BERLIN — A group tracking antisemitism in Germany said Tuesday that it documented 2,480 incidents in the country last year — just under seven incidents per day on average.

In its annual report, the Department for Research and Information on Anti-Semitism, or RIAS, said that while it registered a slight decrease in antisemitic incidents in 2022, compared to the year before, there were nine incidents of extreme violence — the highest number of such cases since nationwide record keeping began in 2017.

Those extremely violent crimes include a shooting at a former rabbi’s house next to an old synagogue in the western city of Essen last November. Germany’s federal prosecutor is now investigating the case along with two other violent antisemitic crimes on suspicion that they may have been carried out in cooperation with Iran’s Revolutionary Guards.

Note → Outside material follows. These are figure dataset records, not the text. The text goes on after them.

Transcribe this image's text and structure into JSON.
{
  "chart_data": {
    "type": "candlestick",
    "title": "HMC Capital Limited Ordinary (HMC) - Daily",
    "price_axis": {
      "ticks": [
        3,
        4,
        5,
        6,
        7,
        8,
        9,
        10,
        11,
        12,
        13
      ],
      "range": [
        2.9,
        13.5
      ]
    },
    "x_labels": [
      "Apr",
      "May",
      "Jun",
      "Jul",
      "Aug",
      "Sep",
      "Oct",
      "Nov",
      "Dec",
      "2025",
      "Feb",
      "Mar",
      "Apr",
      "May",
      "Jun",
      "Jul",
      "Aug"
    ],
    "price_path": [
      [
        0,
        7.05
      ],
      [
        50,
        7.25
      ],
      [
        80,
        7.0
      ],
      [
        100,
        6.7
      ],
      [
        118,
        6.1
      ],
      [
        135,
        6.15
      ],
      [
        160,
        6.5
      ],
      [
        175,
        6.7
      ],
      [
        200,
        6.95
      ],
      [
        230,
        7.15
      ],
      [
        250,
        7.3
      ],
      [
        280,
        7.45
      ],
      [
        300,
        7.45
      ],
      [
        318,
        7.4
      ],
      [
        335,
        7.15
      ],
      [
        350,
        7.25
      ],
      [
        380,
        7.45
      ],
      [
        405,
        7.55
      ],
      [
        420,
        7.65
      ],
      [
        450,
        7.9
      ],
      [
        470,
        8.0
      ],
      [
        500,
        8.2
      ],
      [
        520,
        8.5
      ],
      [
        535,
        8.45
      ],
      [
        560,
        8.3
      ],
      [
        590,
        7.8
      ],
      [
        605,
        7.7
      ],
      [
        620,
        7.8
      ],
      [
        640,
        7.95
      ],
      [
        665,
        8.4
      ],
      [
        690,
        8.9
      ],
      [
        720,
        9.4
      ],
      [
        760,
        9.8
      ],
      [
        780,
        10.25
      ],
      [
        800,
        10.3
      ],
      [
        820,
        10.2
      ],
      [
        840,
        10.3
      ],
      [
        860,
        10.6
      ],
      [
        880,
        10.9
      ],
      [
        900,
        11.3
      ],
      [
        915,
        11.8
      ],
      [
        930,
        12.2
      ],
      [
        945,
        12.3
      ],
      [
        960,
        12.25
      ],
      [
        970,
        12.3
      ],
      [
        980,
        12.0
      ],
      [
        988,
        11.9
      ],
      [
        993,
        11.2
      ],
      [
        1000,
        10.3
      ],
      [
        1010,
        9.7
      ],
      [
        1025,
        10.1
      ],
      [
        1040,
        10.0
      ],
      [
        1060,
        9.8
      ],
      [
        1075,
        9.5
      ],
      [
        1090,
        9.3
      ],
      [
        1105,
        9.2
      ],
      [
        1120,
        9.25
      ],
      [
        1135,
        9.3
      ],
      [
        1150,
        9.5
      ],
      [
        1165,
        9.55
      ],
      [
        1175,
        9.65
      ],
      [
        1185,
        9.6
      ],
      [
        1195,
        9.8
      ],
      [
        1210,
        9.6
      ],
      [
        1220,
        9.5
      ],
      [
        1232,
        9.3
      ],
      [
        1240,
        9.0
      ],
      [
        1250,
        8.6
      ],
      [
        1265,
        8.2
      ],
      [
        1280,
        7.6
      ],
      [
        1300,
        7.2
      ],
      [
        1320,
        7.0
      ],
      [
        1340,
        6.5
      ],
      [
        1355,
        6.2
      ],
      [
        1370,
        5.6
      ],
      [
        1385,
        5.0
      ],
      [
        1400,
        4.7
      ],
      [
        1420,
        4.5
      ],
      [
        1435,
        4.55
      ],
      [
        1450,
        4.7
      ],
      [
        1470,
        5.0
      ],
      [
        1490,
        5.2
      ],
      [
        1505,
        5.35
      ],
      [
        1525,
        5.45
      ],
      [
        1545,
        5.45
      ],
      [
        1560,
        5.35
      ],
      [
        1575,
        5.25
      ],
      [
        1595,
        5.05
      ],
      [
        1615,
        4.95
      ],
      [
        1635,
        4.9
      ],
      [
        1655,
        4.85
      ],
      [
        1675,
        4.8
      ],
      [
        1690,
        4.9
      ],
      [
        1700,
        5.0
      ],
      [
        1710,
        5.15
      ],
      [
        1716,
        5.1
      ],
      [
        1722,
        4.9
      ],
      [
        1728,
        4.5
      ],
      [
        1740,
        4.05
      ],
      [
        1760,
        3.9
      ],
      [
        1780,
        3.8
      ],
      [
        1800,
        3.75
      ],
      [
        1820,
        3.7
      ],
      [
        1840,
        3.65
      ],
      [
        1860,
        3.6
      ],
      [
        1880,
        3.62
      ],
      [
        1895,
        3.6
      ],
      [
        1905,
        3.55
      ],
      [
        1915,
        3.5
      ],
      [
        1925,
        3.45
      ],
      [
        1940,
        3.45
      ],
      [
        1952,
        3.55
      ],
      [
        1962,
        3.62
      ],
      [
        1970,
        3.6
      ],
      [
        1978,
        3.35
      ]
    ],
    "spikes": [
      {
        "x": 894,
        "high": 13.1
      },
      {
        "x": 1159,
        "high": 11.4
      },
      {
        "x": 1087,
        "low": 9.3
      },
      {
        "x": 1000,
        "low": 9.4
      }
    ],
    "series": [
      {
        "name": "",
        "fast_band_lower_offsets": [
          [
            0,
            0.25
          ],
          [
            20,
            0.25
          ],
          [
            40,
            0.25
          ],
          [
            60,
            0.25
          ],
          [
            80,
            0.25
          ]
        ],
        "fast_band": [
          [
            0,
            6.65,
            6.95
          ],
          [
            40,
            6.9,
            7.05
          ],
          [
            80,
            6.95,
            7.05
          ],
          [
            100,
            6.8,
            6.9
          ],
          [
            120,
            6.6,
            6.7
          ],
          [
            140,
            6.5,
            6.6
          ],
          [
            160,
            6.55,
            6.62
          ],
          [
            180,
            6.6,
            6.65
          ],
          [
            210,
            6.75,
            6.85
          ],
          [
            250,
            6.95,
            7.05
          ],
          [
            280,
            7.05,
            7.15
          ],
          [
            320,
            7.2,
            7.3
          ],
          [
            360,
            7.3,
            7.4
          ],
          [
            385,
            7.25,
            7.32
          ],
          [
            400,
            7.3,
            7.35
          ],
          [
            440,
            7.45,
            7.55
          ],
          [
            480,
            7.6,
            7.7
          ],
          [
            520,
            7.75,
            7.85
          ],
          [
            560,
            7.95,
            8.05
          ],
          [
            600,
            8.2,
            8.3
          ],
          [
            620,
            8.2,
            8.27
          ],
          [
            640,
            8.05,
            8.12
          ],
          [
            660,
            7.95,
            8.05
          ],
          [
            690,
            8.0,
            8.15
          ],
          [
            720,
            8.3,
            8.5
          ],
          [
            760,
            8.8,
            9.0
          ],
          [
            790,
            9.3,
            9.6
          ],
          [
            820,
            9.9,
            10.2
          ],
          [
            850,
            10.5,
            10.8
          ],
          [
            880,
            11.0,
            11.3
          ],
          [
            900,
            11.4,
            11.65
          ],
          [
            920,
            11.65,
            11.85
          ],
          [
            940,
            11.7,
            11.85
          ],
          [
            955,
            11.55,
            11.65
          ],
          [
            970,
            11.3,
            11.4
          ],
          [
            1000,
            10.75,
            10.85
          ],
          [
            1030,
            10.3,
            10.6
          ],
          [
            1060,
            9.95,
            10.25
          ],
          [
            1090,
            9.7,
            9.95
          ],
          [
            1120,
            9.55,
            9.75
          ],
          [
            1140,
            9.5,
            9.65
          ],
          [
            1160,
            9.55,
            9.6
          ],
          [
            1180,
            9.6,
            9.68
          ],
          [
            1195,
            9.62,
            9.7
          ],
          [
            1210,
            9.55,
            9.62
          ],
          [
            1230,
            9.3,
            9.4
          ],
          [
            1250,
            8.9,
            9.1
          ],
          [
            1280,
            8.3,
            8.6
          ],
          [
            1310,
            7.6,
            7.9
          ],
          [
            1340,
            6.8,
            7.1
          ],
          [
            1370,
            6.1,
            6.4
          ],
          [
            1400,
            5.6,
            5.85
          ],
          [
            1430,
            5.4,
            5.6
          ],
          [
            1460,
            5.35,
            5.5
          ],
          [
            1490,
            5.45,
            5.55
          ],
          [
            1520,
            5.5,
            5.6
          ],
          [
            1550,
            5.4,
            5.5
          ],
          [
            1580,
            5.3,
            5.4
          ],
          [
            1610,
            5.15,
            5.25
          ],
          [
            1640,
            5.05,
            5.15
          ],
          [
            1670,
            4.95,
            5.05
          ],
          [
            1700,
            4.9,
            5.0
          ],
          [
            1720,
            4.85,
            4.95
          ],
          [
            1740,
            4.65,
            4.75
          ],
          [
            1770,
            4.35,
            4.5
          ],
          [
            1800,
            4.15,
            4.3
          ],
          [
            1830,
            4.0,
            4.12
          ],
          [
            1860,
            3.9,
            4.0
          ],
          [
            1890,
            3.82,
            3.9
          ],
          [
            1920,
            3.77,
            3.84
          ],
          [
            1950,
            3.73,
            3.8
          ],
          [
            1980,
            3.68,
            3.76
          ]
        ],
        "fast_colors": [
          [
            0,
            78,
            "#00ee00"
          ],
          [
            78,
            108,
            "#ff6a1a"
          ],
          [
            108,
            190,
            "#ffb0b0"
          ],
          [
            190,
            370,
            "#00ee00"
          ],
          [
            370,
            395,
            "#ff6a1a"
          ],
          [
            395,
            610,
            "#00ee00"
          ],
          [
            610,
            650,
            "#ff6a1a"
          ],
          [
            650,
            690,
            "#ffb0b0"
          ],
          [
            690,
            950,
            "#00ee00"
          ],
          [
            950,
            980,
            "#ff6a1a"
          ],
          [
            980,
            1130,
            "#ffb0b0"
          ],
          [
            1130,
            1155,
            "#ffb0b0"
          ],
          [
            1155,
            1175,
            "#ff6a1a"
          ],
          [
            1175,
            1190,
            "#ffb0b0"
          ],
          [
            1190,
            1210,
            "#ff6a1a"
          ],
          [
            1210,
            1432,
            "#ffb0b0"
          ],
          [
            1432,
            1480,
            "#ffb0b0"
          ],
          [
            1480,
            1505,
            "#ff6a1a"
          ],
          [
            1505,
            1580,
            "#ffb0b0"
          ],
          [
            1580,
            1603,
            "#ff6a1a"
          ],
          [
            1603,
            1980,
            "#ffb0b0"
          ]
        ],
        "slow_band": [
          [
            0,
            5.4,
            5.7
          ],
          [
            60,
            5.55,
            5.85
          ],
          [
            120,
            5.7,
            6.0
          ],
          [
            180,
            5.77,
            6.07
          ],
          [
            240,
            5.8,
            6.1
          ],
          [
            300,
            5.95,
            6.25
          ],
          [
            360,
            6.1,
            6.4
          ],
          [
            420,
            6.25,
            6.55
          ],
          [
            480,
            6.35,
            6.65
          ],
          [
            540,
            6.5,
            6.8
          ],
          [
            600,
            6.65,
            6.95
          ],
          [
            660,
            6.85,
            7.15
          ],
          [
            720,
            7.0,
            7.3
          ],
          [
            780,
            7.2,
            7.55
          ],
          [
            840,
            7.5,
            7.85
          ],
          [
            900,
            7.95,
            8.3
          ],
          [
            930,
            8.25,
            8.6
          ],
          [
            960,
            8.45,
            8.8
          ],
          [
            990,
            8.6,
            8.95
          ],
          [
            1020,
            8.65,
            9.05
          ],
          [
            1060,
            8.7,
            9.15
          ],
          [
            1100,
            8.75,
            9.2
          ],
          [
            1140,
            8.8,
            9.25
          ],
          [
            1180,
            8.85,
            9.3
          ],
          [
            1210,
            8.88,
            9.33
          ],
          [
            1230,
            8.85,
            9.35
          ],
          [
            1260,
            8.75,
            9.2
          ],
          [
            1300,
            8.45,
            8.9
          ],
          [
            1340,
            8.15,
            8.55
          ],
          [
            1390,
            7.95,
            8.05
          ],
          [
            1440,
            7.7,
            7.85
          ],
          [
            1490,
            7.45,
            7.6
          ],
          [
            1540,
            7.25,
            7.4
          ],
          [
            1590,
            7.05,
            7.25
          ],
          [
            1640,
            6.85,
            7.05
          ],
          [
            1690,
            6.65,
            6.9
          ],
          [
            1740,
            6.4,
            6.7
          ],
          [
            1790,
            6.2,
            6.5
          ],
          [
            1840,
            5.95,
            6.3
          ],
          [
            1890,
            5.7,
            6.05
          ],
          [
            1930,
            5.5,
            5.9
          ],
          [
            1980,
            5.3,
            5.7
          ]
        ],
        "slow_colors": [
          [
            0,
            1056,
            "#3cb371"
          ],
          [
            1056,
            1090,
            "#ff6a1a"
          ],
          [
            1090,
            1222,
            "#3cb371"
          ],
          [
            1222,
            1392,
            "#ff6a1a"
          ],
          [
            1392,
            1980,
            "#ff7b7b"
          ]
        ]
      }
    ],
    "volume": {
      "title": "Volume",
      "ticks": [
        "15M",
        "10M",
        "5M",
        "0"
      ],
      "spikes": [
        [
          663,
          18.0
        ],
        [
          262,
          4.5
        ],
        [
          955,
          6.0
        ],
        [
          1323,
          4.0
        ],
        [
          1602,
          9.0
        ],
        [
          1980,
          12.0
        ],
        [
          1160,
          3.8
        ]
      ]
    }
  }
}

More often, however, “it is everyday situations in which Jews are confronted with antisemitism,” Benjamin Steinitz, the head of RIAS, told reporters in Berlin.

These incidents can take place anywhere from work to home, to public transport, in the supermarket or at a concert. Such “everyday” antisemitic incidents have diverse political backgrounds and often include trivialization of the Holocaust, in which Germany’s Nazis and their henchmen murdered 6 million European Jews.

Many antisemitic hate crimes also include common tropes linked to Jews or conspiracy theories such as the coronavirus pandemic with its anti-Jewish narratives and the Middle East conflict with antisemitic criticism of Israel.

Every fifth antisemitic incident has a conspiracy background, according to what RIAS documented. A right-wing extremist background was involved in 13 % of all incidents, while 53% of the incidents could not be clearly linked to a specific political background.

The German government’s commissioner to combat antisemitism, Felix Klein, pointed specifically to antisemitic incidents in Germany’s cultural sector, in which the head of a major art show in Germany, the documenta fifteen, resigned last year after an exhibit featuring antisemitic elements prompted an outcry in the country.

“Documenta fifteen was rightly the talk of the town,” Klein said. “But many anti-Semitic incidents also occur below the threshold of public attention in the cultural sector — as in other parts of social life, they are part of everyday life for Jews.”

Jews who are exposed to antisemitism in Germany can reach out to RIAS, which will not only document the incidents, but also help those concerned with further contacts to criminal police focused on combatting antisemitism and groups helping victims of Jew hatred.